E poi per un secondo motivo, più di ordine pratico e contingente se vuoi, cioè il fatto che stiamo assistendo già da anni a una vera e propria battaglia che va a colpire, a destrutturare i fondamenti della nostra cultura alimentare e della nostra identità gastronomica. Assistiamo quotidianamente a proclami dell’Unione Europea che vanno a colpire i fondamenti della nostra civiltà gastroalimentare come l’olio d’oliva, il pane, il vino e insieme con movimento simmetrico si propongono nuove idee gastronomicamente corrette come le larve, i grilli, la farina di mosche, la carne sintetica e quant’altro e dunque per questi due motivi ho deciso di esplorare filosoficamente un tema particolarmente gustoso e saporito, per rimanere in tema. Diceva l’antropologo Lévi-Strauss che è buono da mangiare solo ciò che è buono da pensare, dunque ogni volta che noi mangiamo pensiamo il cibo che stiamo per ingerire e questo ci differenzia da tutti gli altri viventi, perché se è vero che tutti i viventi, vegetali, animali che mangiano, si nutrono, si alimentano, è solo l’uomo che mangia in senso proprio, nel senso che pensa ciò che mangia, prepara il cibo e lo seleziona, lo coltiva e lo cucina.

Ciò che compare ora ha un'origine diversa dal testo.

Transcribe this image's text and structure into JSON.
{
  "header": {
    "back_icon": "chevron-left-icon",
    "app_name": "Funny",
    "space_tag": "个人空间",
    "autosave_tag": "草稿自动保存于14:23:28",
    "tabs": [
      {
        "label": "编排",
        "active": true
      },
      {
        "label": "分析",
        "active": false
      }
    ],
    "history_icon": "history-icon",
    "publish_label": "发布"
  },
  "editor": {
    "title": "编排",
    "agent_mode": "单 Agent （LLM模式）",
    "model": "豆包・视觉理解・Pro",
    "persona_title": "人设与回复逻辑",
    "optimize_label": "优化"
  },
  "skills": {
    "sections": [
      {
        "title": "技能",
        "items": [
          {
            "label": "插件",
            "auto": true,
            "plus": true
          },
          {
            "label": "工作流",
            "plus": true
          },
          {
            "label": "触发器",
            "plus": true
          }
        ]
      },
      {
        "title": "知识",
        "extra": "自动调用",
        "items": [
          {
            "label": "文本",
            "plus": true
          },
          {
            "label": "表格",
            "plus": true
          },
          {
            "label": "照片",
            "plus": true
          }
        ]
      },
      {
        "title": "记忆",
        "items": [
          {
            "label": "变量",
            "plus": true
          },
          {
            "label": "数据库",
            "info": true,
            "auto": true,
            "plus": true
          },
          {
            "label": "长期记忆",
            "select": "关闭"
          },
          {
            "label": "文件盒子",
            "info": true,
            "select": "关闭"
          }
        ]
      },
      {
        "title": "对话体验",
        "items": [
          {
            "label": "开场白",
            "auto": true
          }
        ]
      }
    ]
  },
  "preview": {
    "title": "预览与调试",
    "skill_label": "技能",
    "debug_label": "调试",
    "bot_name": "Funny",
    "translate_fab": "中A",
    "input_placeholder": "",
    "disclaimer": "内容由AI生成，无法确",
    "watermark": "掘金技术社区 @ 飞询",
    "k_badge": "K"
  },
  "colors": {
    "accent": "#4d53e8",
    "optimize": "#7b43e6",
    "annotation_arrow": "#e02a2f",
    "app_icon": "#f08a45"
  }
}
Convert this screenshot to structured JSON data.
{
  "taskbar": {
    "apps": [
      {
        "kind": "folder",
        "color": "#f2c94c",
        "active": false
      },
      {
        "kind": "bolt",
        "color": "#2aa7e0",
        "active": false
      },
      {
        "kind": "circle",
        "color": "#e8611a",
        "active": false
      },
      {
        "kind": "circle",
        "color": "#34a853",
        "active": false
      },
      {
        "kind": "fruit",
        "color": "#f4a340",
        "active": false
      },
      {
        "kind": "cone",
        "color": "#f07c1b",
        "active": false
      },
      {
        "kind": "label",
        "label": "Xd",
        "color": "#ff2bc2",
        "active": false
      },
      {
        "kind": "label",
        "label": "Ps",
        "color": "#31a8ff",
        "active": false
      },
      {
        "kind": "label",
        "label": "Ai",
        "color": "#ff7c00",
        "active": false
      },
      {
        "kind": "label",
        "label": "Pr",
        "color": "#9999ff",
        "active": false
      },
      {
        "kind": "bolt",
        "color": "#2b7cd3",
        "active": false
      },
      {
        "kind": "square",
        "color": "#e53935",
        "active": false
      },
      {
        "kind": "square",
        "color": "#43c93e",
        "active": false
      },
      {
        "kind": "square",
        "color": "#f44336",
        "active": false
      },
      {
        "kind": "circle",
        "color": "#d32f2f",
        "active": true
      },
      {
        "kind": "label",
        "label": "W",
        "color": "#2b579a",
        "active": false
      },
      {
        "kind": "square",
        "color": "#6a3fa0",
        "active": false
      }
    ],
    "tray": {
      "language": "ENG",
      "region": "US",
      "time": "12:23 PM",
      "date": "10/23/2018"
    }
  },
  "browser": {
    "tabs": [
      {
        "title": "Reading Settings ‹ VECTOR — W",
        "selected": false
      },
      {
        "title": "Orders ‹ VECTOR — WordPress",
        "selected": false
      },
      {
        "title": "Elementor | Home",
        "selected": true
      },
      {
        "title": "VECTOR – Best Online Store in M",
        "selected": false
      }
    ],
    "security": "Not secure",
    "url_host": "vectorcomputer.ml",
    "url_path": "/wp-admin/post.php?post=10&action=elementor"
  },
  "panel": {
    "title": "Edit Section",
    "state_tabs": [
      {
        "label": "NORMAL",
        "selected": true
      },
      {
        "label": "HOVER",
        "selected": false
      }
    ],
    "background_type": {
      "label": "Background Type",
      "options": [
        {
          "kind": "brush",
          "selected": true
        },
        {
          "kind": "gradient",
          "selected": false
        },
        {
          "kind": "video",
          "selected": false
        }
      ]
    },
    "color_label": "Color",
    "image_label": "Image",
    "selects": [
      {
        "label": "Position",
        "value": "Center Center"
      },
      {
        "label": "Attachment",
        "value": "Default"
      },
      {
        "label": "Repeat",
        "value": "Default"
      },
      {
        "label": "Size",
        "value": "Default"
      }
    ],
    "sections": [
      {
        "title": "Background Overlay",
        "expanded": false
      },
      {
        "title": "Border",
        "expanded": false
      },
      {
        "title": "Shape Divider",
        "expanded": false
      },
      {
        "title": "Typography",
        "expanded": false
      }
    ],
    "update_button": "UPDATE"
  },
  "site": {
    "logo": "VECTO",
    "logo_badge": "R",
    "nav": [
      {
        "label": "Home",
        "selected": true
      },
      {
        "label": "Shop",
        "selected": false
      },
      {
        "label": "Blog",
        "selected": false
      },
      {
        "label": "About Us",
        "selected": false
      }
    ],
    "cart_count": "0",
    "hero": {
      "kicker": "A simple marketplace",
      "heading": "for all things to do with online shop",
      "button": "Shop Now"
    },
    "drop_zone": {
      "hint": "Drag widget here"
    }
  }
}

I tedeschi, che sono in questo più precisi di noi, hanno due verbi distinti per alludere al mangiare degli animali e al mangiare degli umani. Mi pare particolarmente interessante questa distinzione: anche in italiano si dice proverbialmente ai figli, quando dicono che hanno fame, “no non hai fame hai appetito!” perché sono le bestie che hanno fame e quindi c’è una dimensione propriamente umana del mangiare che fa sì che l’uomo sia anche l’animale che mangia perché prepara il cibo e lo pensa lo coltiva e lo produce e tanti altri elementi. Il filosofo Feuerbach disse una volta ed è anche il titolo di un suo testo, giustamente fortunato, “l’uomo è ciò che mangia”.

In effetti noi siamo ciò che mangiamo non solo sul meramente materiale perché il nostro corpo vive grazie agli elementi che ingeriamo e che vanno a comporne le strutture, ma siamo ciò che mangiamo anche sul piano simbolico culturale identitario, la nostra identità non trova luogo più appropriato e più radicale in cui esibirsi e costruirsi se non sulla tavola, la tavola è davvero un modo grandioso in cui si costruiscono le identità dei popoli e delle culture, ed è anche un modo in cui dialogano e si intrecciano le identità dei popoli e delle culture. Se pensiamo ad esempio che la nostra cultura mediterranea alimentare nasce dall’incontro costante con nuove culture, con quella islamica ad esempio, o non avremmo le melanzane. Oppure con quella poi delle Americhe, quando con la prima modernità arrivano in Europa tutta una serie di elementi e di alimenti che prima erano sconosciuti. Questo ci permette di dire che il modo di mangiare è anche un magnifico modo in cui si ripete il rapporto tra le identità e le culture.
Il rapporto multiculturale presuppone che vi siano identità e culture differenti e questo mi permette di svolgere alcune discussioni critiche sul mondo della globalizzazione gastronomicamente corretta, che invece vorrebbe imporre un modo unico di mangiare e di concepire il cibo, un modo omologato.

Stiamo assistendo alla distruzione dell’identità anche a tavola, e anzi forse soprattutto e la globalizzazione diventa anche una omologazione dei palati, quella che io chiamo la dittatura del sapore, che va a completare la dittatura del sapere”.